早穂さん:アメリカでの生活を経験して、家族を大切にする気持ちはさらに強くなったように思います。向こうでは出産に家族が立ち会うために休暇を取ることや、職場に家族を連れてくることがとても自然なこととして受け入れられていて、家族の時間を大切にする文化を強く感じました。

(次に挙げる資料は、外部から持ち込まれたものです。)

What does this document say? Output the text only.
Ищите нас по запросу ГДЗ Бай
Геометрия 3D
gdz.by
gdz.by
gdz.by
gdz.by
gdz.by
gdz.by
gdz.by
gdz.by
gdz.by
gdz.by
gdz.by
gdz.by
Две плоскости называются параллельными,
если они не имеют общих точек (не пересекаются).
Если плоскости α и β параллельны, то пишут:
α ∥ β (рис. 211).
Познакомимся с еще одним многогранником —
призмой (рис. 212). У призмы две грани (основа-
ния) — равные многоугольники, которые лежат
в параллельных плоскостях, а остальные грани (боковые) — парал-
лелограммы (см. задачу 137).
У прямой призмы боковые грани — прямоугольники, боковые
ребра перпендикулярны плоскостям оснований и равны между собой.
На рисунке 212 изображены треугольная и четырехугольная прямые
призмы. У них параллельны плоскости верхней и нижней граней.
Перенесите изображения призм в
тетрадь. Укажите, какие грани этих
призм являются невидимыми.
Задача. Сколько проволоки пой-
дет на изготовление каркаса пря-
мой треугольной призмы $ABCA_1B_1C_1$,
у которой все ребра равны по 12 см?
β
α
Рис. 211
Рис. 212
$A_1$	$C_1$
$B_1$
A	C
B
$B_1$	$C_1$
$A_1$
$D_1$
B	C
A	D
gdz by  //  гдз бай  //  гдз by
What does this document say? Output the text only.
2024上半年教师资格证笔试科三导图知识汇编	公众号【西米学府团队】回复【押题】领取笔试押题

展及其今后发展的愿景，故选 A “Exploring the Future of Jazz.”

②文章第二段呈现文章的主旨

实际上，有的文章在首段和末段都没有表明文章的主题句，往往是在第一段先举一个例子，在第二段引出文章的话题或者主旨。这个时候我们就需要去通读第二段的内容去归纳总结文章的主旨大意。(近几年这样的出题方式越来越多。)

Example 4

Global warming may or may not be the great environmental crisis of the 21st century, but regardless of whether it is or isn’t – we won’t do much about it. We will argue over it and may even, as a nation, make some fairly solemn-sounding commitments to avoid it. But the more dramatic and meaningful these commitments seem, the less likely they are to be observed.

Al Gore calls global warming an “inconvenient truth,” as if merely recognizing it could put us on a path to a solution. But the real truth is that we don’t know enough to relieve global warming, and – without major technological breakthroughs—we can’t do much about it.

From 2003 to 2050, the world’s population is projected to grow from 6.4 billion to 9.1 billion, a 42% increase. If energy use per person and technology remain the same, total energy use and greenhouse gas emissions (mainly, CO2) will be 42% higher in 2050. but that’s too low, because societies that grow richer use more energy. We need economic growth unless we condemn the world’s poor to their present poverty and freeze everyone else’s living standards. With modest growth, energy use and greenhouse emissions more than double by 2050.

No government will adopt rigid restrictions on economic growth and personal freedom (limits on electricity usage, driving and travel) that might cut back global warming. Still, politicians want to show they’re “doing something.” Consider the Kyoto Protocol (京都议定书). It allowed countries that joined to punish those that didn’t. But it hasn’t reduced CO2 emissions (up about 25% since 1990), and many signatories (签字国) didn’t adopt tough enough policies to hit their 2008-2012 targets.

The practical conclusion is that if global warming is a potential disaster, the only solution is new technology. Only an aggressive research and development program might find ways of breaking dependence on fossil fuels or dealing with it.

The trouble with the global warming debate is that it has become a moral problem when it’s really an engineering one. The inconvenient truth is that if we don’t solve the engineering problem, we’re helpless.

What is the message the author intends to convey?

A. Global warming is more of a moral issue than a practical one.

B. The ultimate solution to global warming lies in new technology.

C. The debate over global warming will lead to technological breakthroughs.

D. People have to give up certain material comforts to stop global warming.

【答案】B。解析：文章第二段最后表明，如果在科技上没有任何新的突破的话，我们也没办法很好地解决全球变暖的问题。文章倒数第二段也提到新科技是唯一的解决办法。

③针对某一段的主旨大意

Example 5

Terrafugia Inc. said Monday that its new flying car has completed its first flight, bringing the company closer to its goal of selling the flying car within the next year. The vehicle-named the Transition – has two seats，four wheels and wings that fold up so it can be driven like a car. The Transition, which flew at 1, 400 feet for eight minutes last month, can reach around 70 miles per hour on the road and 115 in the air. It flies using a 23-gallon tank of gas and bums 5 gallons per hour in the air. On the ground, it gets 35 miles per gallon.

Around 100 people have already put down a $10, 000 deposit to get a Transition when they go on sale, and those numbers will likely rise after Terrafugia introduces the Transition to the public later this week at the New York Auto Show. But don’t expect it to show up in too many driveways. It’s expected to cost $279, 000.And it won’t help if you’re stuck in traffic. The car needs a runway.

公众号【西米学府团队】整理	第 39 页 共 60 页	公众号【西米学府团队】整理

夫も「Happy wife Happy life」というアメリカの格言のような言葉を周囲からよく聞かされていたようで、ことあるごとに感謝の気持ちを伝えてくれるようになり、私たち自身も家族の絆がより深まっていったと思います。

 

── 2026年から東北楽天イーグルスに所属。10年ぶりに帰国されましたが、早穂さん自身の気持ちの変化はありますか?

 

早穂さん:以前日本にいたときは、奥様のなかでも比較的若い立場で、球場に行くと先輩の奥様を見つけてご挨拶していたことを思い出します。きっと今のチームではかなり年上のほうだと思いますが、なにしろ10年ぶりなので、浮かないように若い方にいろいろ教えていただきたいと思います。

 

夫も久しぶりに日本でプレーすることになりますが、まずは怪我なく、好きな野球を思い切り楽しんでほしい気持ちが一番ですね。これまでと変わらず、家族で支えていけたらと思っています。

 

── 早穂さんも10年ぶりの日本での生活が始まりました。自身が今後やっていきたいことはありますか?

 

早穂さん:夫が現役でプレーしている間は、今までと変わらずにサポートすることを大切にしていきたいです。そのうえで将来的には、以前から関心のあったボランティア活動や社会貢献につながるような取り組みにも少しずつ関わっていけたらと思っています。ひとりの人間として、誰かの力になれるような活動ができたら嬉しいですね。

 

 

誰よりも近くで見てきたからこそ、言葉にならない「異変」に気づき、迷わず行動に移す。その決断力が、ひとりのアスリートを、そしてひとつの家族を救いました。

 

皆さんは、大切な人が発している「小さなSOS」に気づいたとき、すべてを後回しにして駆けつける勇気を持てますか?